Tidjane Thiam, Laurent Gbagbo, Charles Blé Goudé et Guillaume Soro, quatre ténors de l’opposition politique en Côte-d’Ivoire sont définitivement exclus de la course à l’élection présidentielle. Il leur également interdit de voter !
La nouvelle de leur disqualification a été officiellement annoncée mercredi 4 juin
Quatre figures de l’opposition en Côte d’Ivoiresont exclues de la liste électorale définitive publiée mercredi 4 juin : elles ne pourront pas être candidates à l’élection présidentielle d’octobre.
Tidjane Thiam, le président du Parti démocratique de Côte d’Ivoire (PDCI, principale formation d’opposition), a été radié de la liste électorale en avril, après qu’une décision de justice a relevé qu’il n’était pas de nationalité ivoirienne au moment de son inscription sur la liste. L’ex-président Laurent Gbagbo, son ancien bras droit Charles Blé Goudé et l’ancien premier ministre Guillaume Soro (en exil) sont quant à eux radiés de cette liste depuis plusieurs années en raison de condamnations judiciaires, et n’ont pas été réintégrés. Aucun de ces quatre hommes ne pourra se présenter à l’élection présidentielle ni même voter.
Le Président Ouattara ne s’est pas prononcé encore sur sa candidature
Le président, Alassane Ouattara, 83 ans, au pouvoir depuis 2011, est sur la liste mais n’a pas encore décidé de briguer un quatrième mandat. En 2015 et en 2020, M. Ouattara a été élu avec plus de 80 % des voix.

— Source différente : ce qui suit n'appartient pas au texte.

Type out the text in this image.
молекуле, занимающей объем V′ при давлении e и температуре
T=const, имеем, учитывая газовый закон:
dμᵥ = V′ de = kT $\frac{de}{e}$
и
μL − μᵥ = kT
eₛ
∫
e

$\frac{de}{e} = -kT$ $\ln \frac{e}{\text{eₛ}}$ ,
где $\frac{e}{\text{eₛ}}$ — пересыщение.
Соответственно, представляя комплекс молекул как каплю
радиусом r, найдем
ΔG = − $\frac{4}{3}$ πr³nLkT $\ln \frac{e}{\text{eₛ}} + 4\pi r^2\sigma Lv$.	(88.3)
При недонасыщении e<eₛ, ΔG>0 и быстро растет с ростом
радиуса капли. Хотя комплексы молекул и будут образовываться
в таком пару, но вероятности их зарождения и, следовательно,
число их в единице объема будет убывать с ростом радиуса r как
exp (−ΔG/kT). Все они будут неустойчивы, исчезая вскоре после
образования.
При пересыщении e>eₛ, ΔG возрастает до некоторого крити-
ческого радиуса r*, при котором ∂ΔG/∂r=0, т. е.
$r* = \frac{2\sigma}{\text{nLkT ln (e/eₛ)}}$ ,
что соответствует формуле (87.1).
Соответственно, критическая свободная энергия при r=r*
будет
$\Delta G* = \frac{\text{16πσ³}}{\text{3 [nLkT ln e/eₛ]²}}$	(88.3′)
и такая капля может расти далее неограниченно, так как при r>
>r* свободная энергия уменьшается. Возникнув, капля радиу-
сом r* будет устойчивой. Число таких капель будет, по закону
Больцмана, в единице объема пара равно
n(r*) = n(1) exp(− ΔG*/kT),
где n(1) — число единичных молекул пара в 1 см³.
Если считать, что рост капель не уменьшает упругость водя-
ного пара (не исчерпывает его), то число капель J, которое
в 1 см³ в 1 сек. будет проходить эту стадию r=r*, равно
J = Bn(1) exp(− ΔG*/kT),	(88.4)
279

Lundi, lors d’une conférence de presse, Ibrahime Coulibaly-Kuibiert, le président de la Commission électorale indépendante (la CEI, chargée d’organiser les élections), a affirmé qu’aucune révision de la liste n’aurait lieu avant le scrutin du 25 octobre.
«Mon élimination de la liste électorale par la Commission électorale indépendante constitue un triste mais éloquent exemple de la dérive de la Côte d’Ivoire vers une absence totale de démocratie,» a réagi mercredi Tidjane Thiam (hors du pays depuis plus de deux mois) dans un communiqué. Il a par ailleurs saisi le Comité des droits de l’homme des Nations unies, a annoncé son parti mardi soir. «Priver le leader de l’opposition de ses droits politiques par l’effet d’une décision arbitraire, discriminatoire et insusceptible de recours constitue une violation grave des engagements internationaux de la Côte d’Ivoire,» a déclaré son avocat, Mathias Chichportich, dans une déclaration AFP.

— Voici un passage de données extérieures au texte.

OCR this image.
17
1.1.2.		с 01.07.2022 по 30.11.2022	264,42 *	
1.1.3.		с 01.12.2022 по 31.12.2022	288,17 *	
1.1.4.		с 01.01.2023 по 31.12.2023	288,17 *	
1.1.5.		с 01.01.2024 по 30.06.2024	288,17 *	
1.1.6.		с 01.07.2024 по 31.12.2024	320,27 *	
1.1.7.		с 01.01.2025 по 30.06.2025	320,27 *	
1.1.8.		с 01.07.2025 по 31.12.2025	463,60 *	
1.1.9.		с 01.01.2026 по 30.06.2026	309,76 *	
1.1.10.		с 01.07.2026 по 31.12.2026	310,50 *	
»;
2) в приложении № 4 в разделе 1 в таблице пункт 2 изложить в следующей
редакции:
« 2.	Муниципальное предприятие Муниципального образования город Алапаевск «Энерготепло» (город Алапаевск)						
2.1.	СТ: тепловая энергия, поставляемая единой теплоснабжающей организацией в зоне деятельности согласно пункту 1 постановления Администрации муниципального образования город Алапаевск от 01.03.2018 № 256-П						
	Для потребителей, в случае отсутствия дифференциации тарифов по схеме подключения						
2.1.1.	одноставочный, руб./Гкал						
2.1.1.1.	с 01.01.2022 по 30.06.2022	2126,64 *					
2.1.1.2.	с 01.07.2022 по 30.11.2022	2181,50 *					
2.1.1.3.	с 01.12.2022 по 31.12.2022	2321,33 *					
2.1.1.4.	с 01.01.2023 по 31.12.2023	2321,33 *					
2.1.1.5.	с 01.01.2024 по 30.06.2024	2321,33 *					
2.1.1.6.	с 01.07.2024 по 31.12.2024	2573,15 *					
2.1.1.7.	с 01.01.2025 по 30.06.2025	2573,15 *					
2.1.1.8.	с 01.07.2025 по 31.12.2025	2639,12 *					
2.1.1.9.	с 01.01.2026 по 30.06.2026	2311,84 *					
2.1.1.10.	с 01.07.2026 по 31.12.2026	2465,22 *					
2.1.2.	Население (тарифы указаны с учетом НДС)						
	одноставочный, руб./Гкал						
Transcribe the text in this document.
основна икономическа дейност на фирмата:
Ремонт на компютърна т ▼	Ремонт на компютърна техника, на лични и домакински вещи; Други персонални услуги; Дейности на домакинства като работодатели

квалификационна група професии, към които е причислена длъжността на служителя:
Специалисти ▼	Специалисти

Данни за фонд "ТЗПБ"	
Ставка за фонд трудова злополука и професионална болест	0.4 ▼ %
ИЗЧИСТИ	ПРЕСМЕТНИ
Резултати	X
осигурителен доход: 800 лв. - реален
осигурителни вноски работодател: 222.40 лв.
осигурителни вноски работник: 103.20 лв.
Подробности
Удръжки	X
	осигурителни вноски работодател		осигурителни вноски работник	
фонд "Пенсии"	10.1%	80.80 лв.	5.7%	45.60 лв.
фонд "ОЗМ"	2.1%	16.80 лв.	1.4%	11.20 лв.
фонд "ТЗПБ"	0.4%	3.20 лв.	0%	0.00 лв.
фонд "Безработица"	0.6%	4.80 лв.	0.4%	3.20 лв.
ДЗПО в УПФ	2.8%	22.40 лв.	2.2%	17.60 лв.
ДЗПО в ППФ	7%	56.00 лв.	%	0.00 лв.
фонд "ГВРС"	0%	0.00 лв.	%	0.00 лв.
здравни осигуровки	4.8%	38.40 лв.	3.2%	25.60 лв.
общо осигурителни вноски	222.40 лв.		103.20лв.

Du côté de Laurent Gbagbo, le Parti des peuples africains-Côte d’Ivoire (PPA-CI) déplore que «le pouvoir n’ait pas choisi d’écouter les conseils, les appels à la discussion, à la raison,» a déclaré à l’AFP son secrétaire général et porte-parole adjoint, Jean-Gervais Tchéidé. «C’est dommage qu’ils aient choisi le passage en force,» mais «nous n’allons pas les laisser faire,» a-t-il ajouté.
Les autres candidats dans la course
D’autres opposants et candidats déclarés sont toutefois qualifiés : l’ex-première dame Simone Ehivet Gbagbo, l’ancien ministre du commerce Jean-Louis Billon ou encore l’ex-premier ministre Pascal Affi N’Guessan. «Les conditions (…) ne sont pas réunies pour que nous ayons des élections tranquilles, pacifiques,» a toutefois déclaré Mme Gbagbo au nom d’une coalition d’opposition.
Depuis des mois, les principaux partis d’opposition demandent une révision de la liste électorale et la réintégration des candidats exclus. Mais selon Ibrahime Coulibaly-Kuibiert, la procédure prend «en moyenne six à sept mois,» ce qui la rend impossible sans «compromettre la tenue de l’élection» le 25 octobre. Il a appelé au respect des décisions de justice pour «clore tout désaccord» et faire de la Côte d’Ivoire «un Etat de droit.» Lors de l’élection présidentielle d’octobre 2020, une révision de la liste électorale avait été effectuée en juin.
La liste électorale définitive regroupe cette année 8,7 millions d’électeurs, dans ce pays qui compte une forte population immigrée et dont près de la moitié des 30 millions d’habitants ont moins de 18 ans. Les autorités récusent toute intervention politique dans le processus électoral, assurant respecter des décisions prises par une justice indépendante. L’opposition dénonce régulièrement le manque d’indépendance de la CEI, ce à quoi l’institution répond n’être «inféodée à aucune chapelle politique.»Les partis de MM. Thiam et Gbagbo ont suspendu depuis avril leur participation aux instances de la CEI.